KELLY: It seems like you're fighting such a big fight though.
KELLY: Does it ever feel like you're pushing this really big rock up a hill and that the hill just keeps getting steeper?
TSIKHANOUSKAYA: Sometimes it seems so, but I understand that I am, as well as the rest of the population of Belarus once this changes. But it has to be done drop by drop. You know, we lived under this dictatorship for 27 years. Nothing can happen just immediately. And it is difficult. But of course, when the democratic countries are united, it's much easier to fight with a last dictator in the world.
KELLY: Sviatlana Tsikhanouskaya - she is leader of Belarus' pro-democracy movement. Thank you.
TSIKHANOUSKAYA: Thank you so much for attention.
KELLY: After we finished, I asked Tsikhanouskaya whether there was anything else she wanted to say that we hadn't gotten to. She said she wanted to speak directly to Americans listening.

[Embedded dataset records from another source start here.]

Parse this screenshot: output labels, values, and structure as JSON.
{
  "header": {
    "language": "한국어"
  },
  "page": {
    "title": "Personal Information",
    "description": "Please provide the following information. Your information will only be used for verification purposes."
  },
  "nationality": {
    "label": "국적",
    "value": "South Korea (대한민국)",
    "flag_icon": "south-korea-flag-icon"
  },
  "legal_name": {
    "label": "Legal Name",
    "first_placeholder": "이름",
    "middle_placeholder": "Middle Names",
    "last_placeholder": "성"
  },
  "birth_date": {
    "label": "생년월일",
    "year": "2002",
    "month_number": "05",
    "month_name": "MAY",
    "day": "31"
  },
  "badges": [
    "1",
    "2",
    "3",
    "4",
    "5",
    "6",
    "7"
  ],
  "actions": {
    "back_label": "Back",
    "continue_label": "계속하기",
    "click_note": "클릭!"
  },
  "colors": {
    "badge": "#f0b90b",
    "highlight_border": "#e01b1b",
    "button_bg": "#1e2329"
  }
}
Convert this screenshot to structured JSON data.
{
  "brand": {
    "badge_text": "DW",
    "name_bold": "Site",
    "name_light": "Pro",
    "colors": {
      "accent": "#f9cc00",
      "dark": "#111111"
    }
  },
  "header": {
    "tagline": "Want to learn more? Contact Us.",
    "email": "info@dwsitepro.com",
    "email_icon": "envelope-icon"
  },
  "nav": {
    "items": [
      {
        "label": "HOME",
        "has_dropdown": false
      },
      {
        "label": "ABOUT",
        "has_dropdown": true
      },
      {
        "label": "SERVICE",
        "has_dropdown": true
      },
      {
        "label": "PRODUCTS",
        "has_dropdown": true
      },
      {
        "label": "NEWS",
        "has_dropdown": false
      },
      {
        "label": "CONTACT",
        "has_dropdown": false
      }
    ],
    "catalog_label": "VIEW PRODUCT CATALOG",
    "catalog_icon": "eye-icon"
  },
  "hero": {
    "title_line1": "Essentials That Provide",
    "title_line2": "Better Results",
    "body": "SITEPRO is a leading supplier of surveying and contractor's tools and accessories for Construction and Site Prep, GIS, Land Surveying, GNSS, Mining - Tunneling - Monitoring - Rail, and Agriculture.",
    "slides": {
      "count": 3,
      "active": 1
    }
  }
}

TSIKHANOUSKAYA: It's not only about policy. It's about real people as well. I mean, you can support our political prisoners by writing letters to them into prison. They are so glad. You know, it will take 10 minutes of your life, but it will make the whole day of those who are in jail. Of course, you should follow your diplomats, your governments, for them to stand with Belarusians.